Crabs by Death Shanties
1 review. Write a review for us »
8/10 Mike Staff review, 14 August 2014

Judging from the title I thought this was going to be an album of sea shanties, but as is so often the case I was very wrong. Death Shanties is in fact a free jazz duo comprising of Alex Neilson on drums and Sybren Renema on alto and baritone sax, with a handful of buddies helping out on vocals and guitar for closer 'O! Where is Saint George'.

It's quite a varied but generally pretty tasteful journey, starting off in fine style on 'Shadow Boxing With Crabs', where Renema eases us in with some smooth, long notes before firing off some wild trilling runs and dizzying repeated phrases before we get thrown in the deep end on the very squeaky 'Something Wakes Us Up Terrified'. A mournful freeform twiddle through Duke Ellington's 'Come Sunday' is another notable feature of side A.

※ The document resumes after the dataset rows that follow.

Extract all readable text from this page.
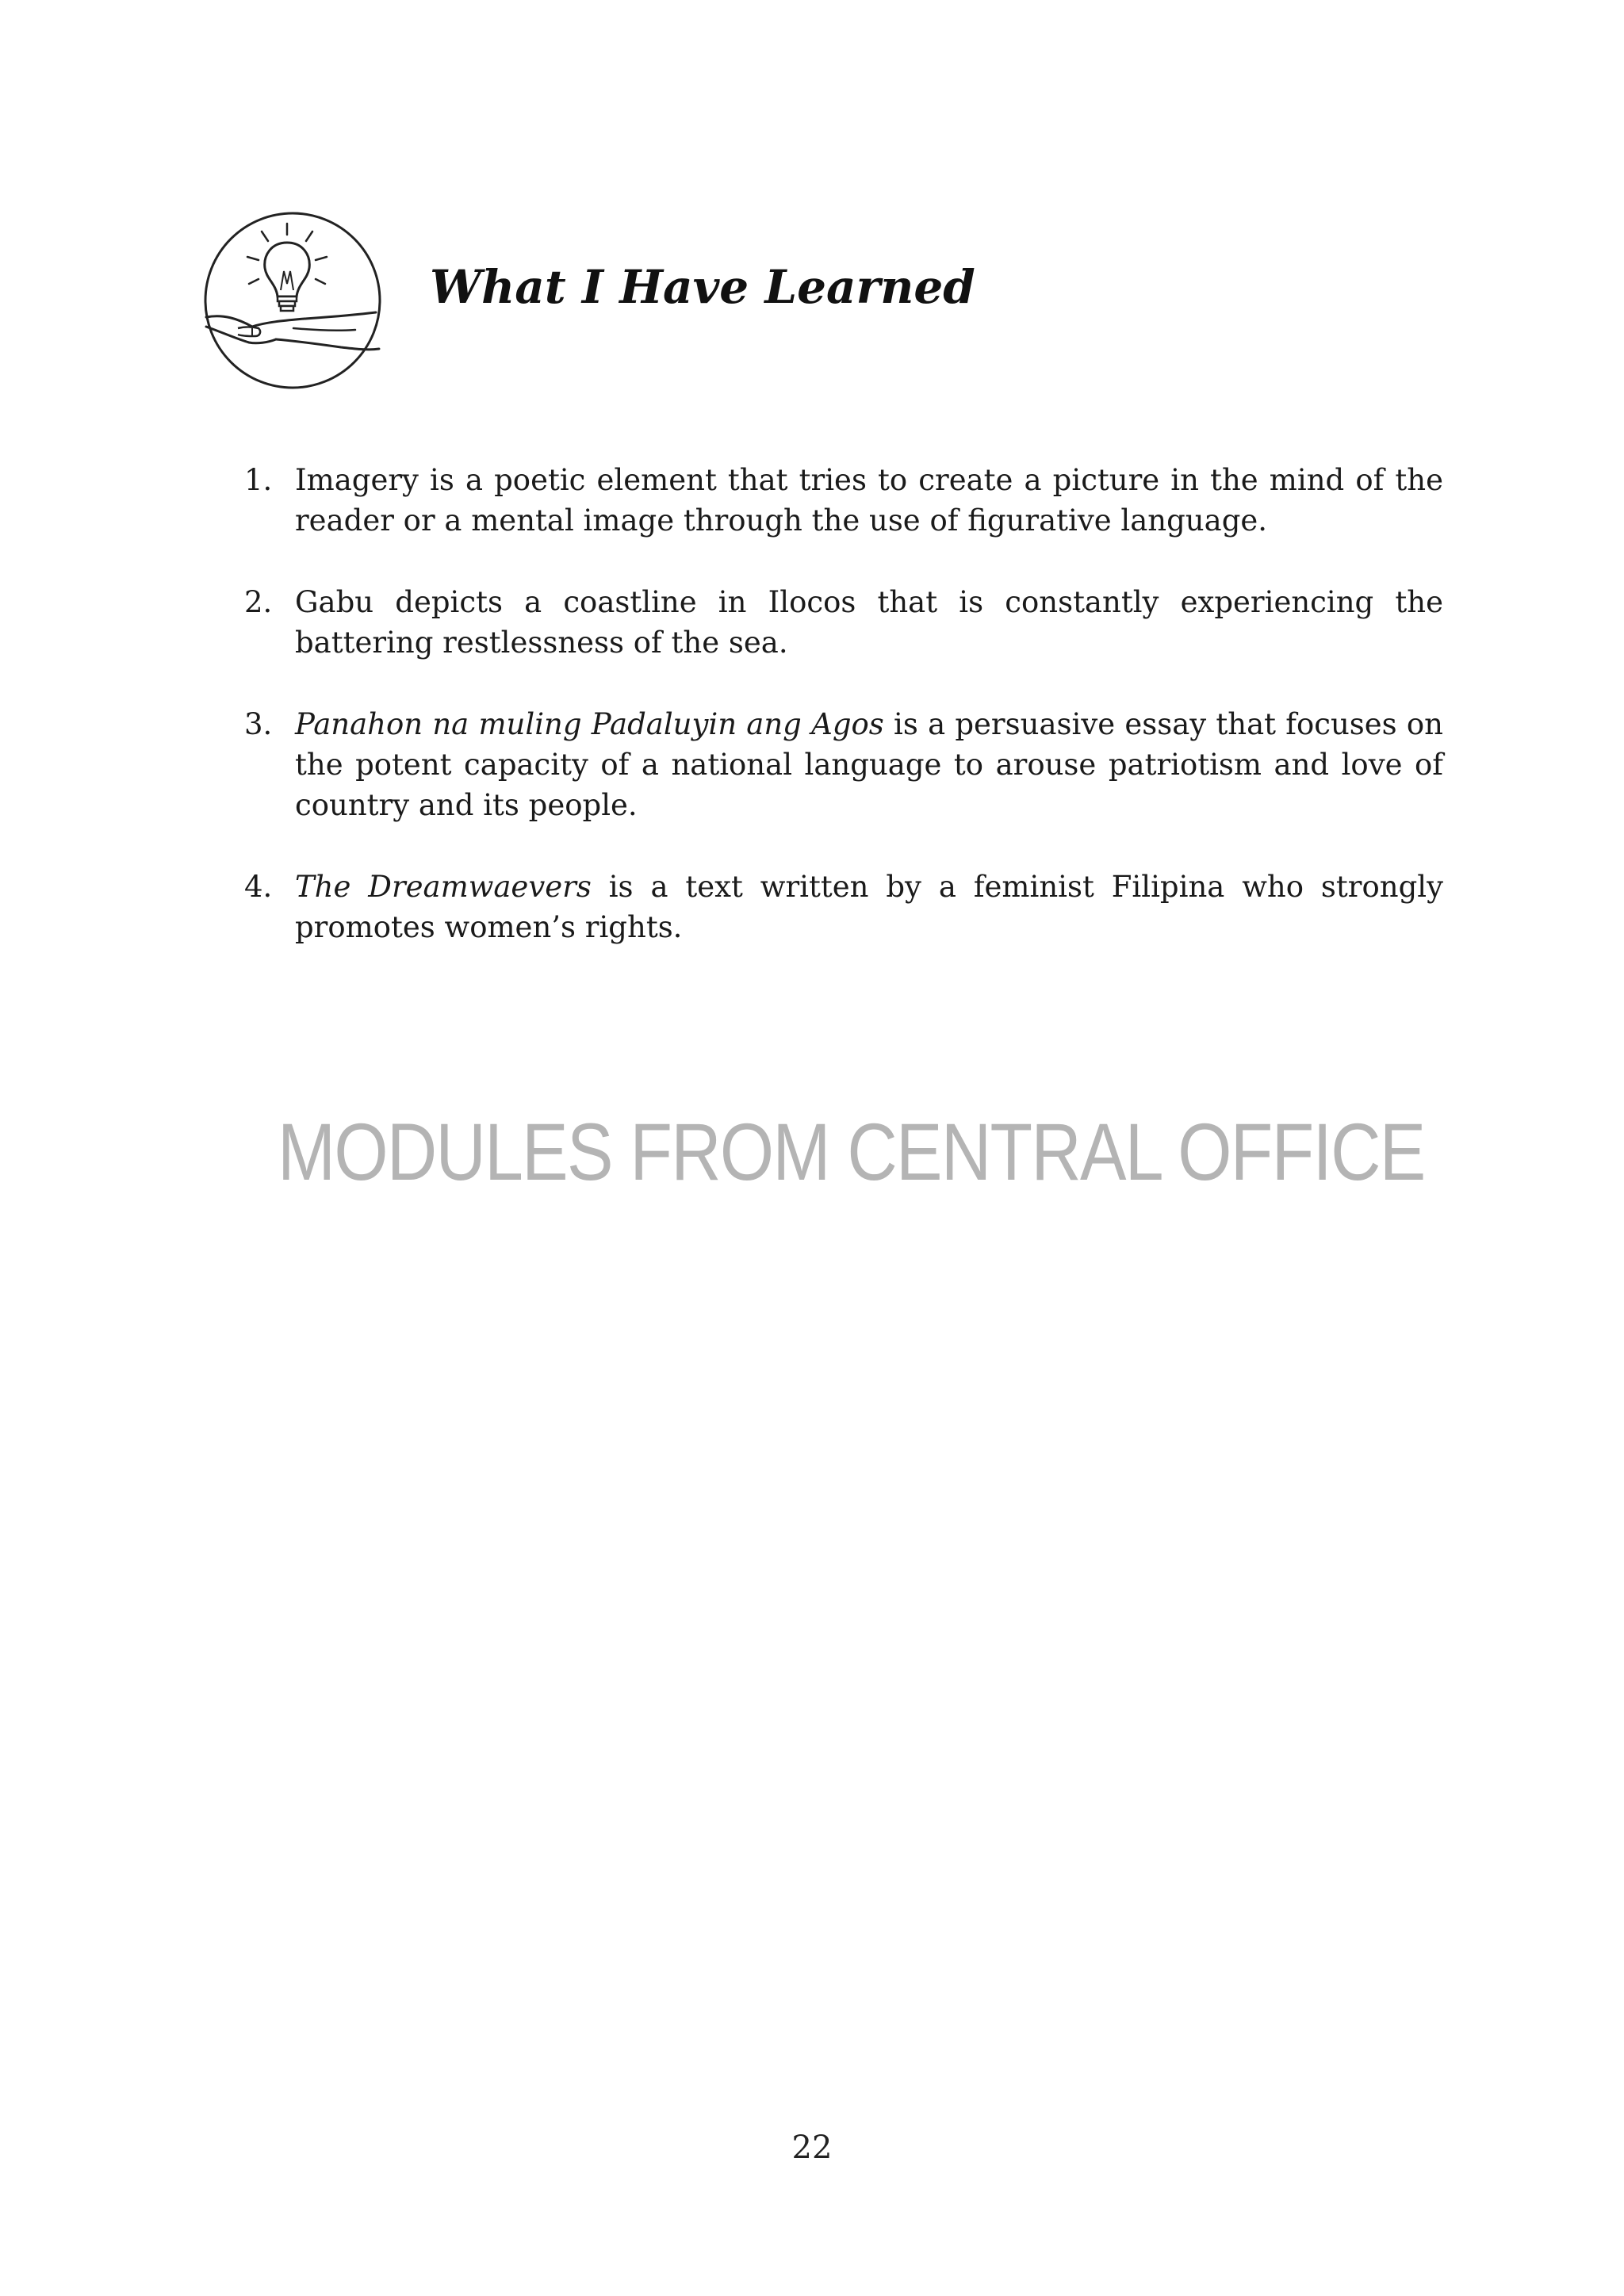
What I Have Learned
1. Imagery is a poetic element that tries to create a picture in the mind of the reader or a mental image through the use of figurative language.
2. Gabu depicts a coastline in Ilocos that is constantly experiencing the battering restlessness of the sea.
3. Panahon na muling Padaluyin ang Agos is a persuasive essay that focuses on the potent capacity of a national language to arouse patriotism and love of country and its people.
4. The Dreamwaevers is a text written by a feminist Filipina who strongly promotes women’s rights.
MODULES FROM CENTRAL OFFICE
22
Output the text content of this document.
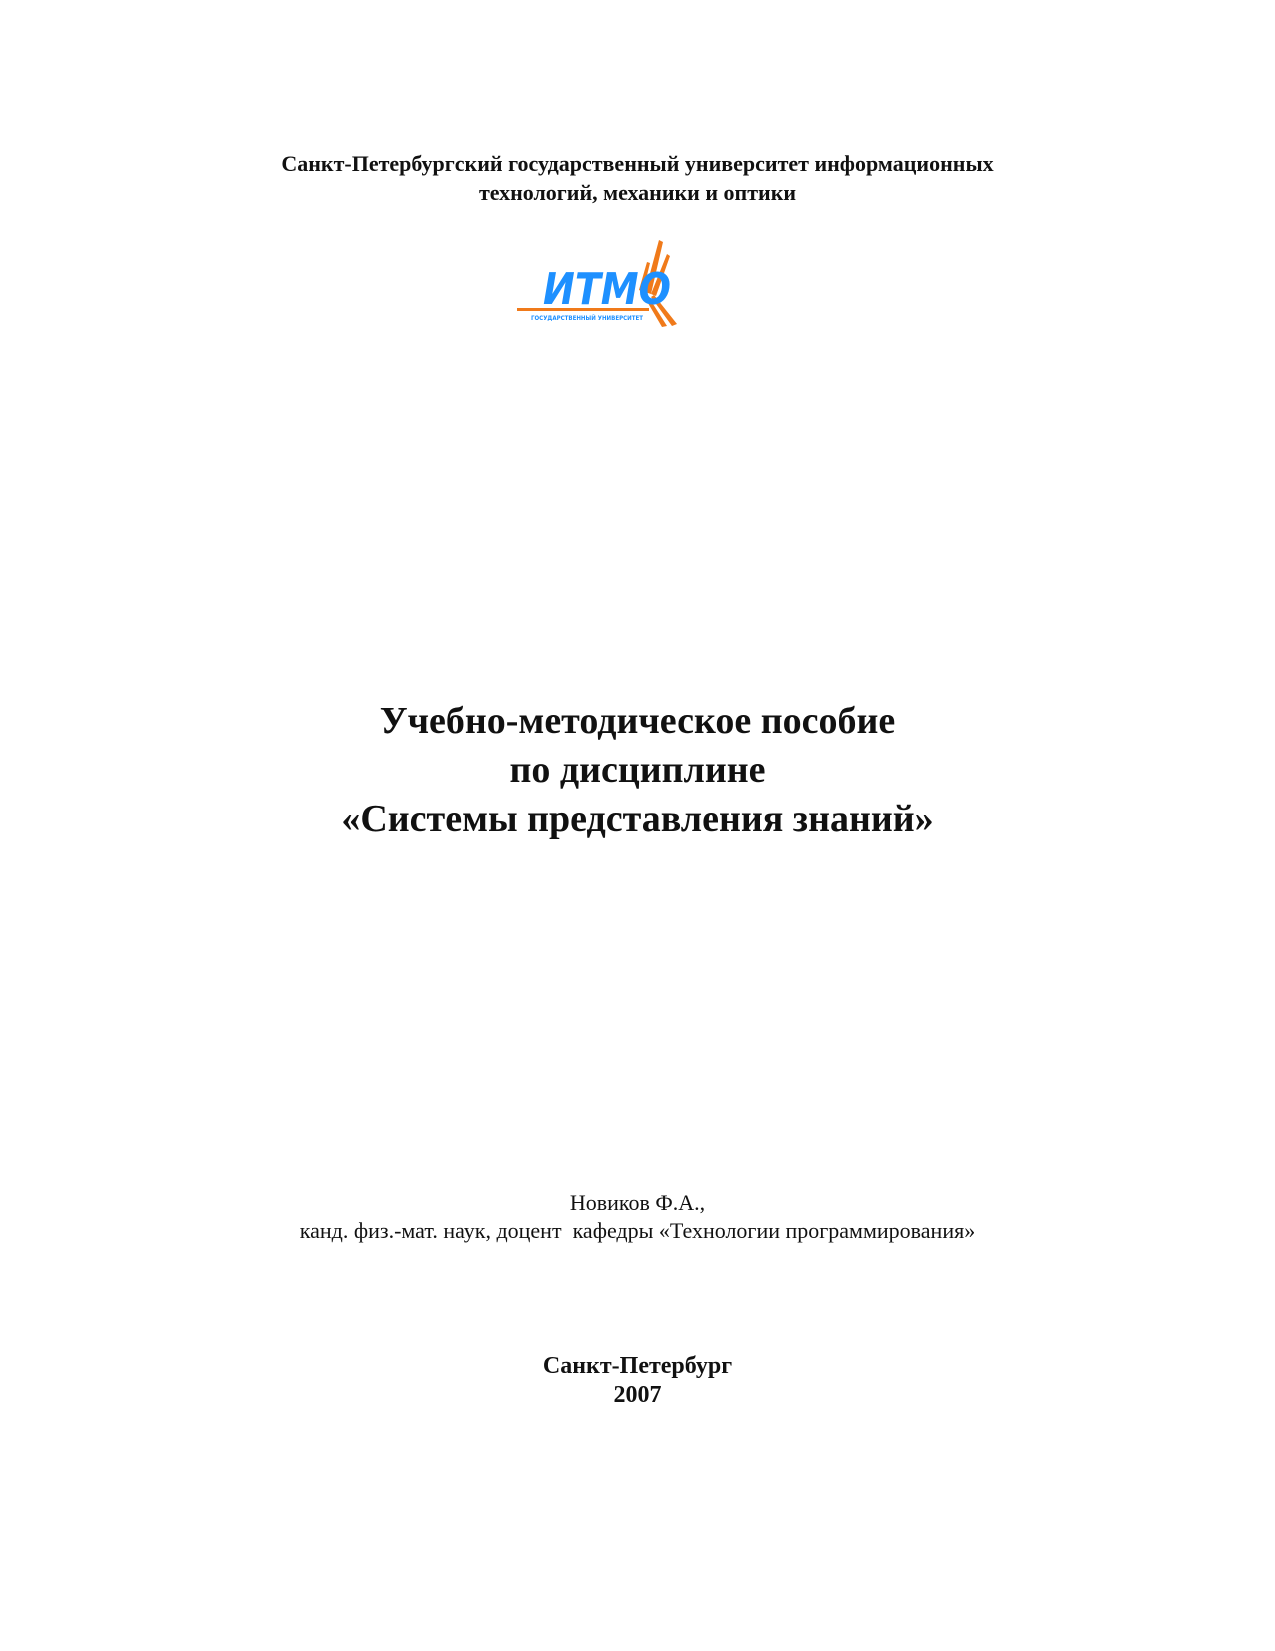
Санкт-Петербургский государственный университет информационных
технологий, механики и оптики
ИТМО
ГОСУДАРСТВЕННЫЙ УНИВЕРСИТЕТ
Учебно-методическое пособие
по дисциплине
«Системы представления знаний»
Новиков Ф.А.,
канд. физ.-мат. наук, доцент  кафедры «Технологии программирования»
Санкт-Петербург
2007
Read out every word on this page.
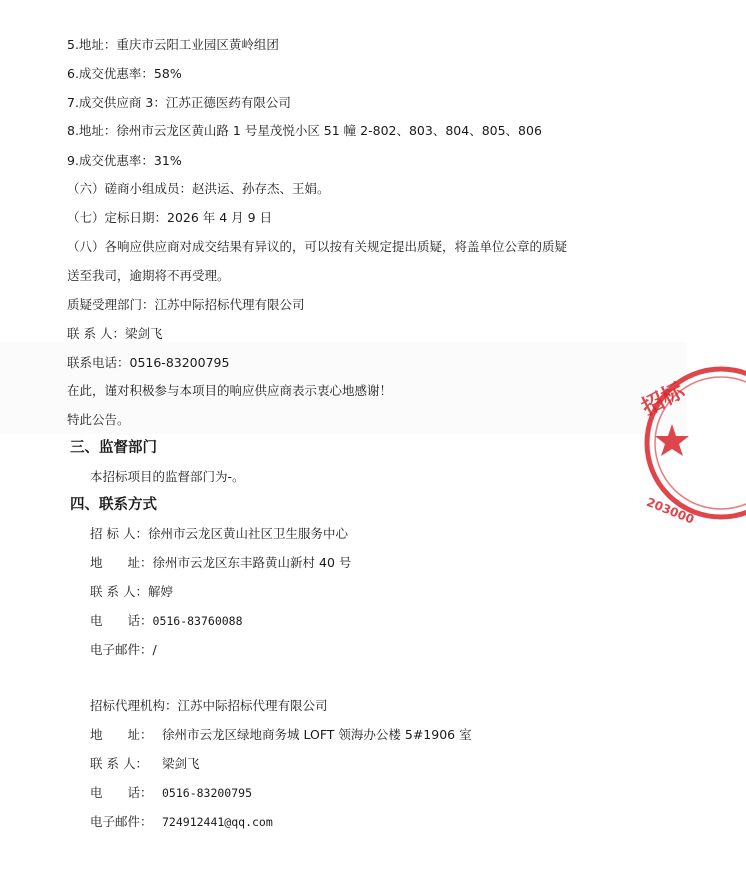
5.地址：重庆市云阳工业园区黄岭组团
6.成交优惠率：58%
7.成交供应商 3：江苏正德医药有限公司
8.地址：徐州市云龙区黄山路 1 号星茂悦小区 51 幢 2-802、803、804、805、806
9.成交优惠率：31%
（六）磋商小组成员：赵洪运、孙存杰、王娟。
（七）定标日期：2026 年 4 月 9 日
（八）各响应供应商对成交结果有异议的，可以按有关规定提出质疑，将盖单位公章的质疑
送至我司，逾期将不再受理。
质疑受理部门：江苏中际招标代理有限公司
联 系 人：梁剑飞
联系电话：0516-83200795
在此，谨对积极参与本项目的响应供应商表示衷心地感谢！
特此公告。
三、监督部门
本招标项目的监督部门为-。
四、联系方式
招 标 人：徐州市云龙区黄山社区卫生服务中心
地　　址：徐州市云龙区东丰路黄山新村 40 号
联 系 人：解婷
电　　话：0516-83760088
电子邮件：/
招标代理机构：江苏中际招标代理有限公司
地　　址： 徐州市云龙区绿地商务城 LOFT 领海办公楼 5#1906 室
联 系 人： 梁剑飞
电　　话： 0516-83200795
电子邮件： 724912441@qq.com
招标
203000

Over on the flip we've got the ritualistic drone'n'churn of 'Barry Dodds Is Dead' before the album's longest track 'Postcards From The Interior Of A Star', which finds a nice midpoint between their smooth classy side and their widdling-all-over-the-place side and sticks with it for a good long while. There's even a drum solo. Closer 'O! Where is Saint George' warrants a mention too, an uplifting drift of cymbal washes, spoken vocals (from D.M. Thomas's 'The White Hotel') over a group-sung traditional Cornish May Day salutation song and some almost violin-like textures come from the sax. In a way it's slightly chaotic with so much going on, but there's something really warm and comforting about the way all the pieces fit together.

A varied and sometimes highly unusual album.